Gaussian mixture Taylor approximations of risk measures constrained by PDEs with Gaussian random field inputs

Abstract: This work considers the computation of risk measures for quantities of interest governed by PDEs with Gaussian random field parameters using Taylor approximations. While efficient, Taylor approximations are local to the point of expansion, and hence may degrade in accuracy when the variances of the input parameters are large. To address this challenge, we approximate the underlying Gaussian measure by a mixture of Gaussians with reduced variance in a dominant direction of parameter space. Taylor approximations are constructed at the means of each Gaussian mixture component, which are then combined to approximate the risk measures. The formulation is presented in the setting of infinite-dimensional Gaussian random parameters for risk measures including the mean, variance, and conditional value-at-risk. We also provide detailed analysis of the approximations errors arising from two sources: the Gaussian mixture approximation and the Taylor approximations. Numerical experiments are conducted for a semilinear advection-diffusion-reaction equation with a random diffusion coefficient field and for the Helmholtz equation with a random wave speed field.
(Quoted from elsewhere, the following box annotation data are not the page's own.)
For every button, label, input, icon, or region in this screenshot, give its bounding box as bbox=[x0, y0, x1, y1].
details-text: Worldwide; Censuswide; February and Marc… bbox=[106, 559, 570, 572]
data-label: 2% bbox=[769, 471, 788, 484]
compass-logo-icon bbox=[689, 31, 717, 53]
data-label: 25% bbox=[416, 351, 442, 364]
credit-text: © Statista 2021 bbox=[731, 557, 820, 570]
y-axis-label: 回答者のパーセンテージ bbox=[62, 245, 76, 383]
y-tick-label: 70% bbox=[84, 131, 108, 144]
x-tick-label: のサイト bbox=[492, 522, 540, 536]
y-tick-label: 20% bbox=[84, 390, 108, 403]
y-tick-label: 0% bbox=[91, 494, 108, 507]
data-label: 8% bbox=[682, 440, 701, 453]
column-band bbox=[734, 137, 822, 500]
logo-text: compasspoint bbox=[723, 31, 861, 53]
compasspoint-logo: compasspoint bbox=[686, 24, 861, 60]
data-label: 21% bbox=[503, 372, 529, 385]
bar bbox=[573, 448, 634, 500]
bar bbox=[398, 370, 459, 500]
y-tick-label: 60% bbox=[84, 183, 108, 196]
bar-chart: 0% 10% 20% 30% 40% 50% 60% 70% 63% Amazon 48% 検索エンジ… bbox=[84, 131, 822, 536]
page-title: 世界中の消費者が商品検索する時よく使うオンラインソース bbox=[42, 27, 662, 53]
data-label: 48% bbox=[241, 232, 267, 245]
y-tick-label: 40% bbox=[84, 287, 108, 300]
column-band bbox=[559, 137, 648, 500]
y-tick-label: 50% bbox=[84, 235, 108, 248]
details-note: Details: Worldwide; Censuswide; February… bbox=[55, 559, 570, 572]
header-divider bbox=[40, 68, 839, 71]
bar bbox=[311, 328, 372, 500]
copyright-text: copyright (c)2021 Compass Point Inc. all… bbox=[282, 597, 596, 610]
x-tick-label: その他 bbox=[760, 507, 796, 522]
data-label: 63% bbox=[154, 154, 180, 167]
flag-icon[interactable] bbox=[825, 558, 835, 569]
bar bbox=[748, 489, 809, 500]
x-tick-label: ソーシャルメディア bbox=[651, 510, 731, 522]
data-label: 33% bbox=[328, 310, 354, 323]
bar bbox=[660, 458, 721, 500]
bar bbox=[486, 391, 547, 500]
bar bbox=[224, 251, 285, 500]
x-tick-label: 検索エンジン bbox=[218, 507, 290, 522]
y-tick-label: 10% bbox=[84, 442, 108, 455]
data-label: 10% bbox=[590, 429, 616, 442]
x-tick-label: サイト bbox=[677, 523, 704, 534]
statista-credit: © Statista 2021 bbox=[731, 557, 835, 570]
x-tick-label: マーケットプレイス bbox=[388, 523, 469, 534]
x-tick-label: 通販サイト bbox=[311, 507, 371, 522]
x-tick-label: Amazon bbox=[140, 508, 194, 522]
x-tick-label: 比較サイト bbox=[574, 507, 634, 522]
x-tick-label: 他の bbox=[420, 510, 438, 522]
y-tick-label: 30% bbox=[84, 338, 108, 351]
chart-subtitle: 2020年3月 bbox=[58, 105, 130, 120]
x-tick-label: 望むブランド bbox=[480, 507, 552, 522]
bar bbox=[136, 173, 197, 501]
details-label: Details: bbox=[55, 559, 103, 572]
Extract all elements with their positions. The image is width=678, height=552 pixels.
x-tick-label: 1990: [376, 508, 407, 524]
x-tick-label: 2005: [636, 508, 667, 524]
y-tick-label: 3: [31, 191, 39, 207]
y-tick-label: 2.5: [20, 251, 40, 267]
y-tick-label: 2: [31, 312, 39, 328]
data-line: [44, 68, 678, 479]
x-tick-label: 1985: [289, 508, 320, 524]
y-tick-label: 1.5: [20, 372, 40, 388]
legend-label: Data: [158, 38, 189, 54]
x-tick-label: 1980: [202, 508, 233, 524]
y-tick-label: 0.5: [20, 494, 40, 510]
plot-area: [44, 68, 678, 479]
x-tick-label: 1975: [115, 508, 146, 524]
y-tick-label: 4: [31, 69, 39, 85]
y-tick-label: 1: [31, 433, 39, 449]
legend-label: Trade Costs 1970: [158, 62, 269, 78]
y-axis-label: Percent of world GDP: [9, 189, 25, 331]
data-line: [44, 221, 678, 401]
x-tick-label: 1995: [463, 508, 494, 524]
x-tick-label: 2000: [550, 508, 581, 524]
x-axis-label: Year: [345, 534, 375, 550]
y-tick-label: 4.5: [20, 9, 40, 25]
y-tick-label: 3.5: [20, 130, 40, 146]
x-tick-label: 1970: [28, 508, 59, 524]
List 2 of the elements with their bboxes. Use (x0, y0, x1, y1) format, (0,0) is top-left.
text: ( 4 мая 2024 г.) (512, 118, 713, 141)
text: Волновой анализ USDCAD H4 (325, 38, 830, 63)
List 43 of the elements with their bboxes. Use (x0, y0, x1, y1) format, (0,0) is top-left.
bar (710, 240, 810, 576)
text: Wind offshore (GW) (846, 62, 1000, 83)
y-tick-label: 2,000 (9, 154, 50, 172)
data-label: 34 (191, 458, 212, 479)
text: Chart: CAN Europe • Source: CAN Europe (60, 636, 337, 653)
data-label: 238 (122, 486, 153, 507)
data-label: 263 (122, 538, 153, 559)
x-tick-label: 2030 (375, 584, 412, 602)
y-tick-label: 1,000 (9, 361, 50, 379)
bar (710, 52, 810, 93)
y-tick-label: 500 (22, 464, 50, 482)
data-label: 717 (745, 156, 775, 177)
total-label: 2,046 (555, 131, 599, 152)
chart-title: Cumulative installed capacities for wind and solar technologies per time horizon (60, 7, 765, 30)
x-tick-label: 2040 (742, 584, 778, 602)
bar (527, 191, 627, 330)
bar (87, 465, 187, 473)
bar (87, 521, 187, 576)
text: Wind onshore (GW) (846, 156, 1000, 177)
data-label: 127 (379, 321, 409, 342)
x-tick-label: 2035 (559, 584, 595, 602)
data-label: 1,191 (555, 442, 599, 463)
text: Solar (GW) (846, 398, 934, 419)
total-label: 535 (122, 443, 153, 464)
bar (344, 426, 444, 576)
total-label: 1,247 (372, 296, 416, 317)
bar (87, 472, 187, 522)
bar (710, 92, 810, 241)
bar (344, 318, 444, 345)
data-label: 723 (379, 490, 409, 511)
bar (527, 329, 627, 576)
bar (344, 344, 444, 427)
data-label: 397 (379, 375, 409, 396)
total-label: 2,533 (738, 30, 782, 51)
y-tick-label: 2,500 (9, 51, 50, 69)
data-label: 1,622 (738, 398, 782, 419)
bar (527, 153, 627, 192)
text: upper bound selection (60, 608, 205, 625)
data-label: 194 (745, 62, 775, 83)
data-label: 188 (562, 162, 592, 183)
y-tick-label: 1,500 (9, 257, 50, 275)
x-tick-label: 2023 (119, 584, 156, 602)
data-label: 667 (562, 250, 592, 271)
For these examples, the proposed approximation strategy can achieve less than $1\%$ relative error in estimating CVaR with only $\mathcal{O}(10)$ state PDE solves, which is comparable to a standard Monte Carlo estimate with $\mathcal{O}(10^4)$ samples, thus achieving significant reduction in computational cost. The proposed method can therefore serve as a way to rapidly and accurately estimate risk measures under limited computational budgets.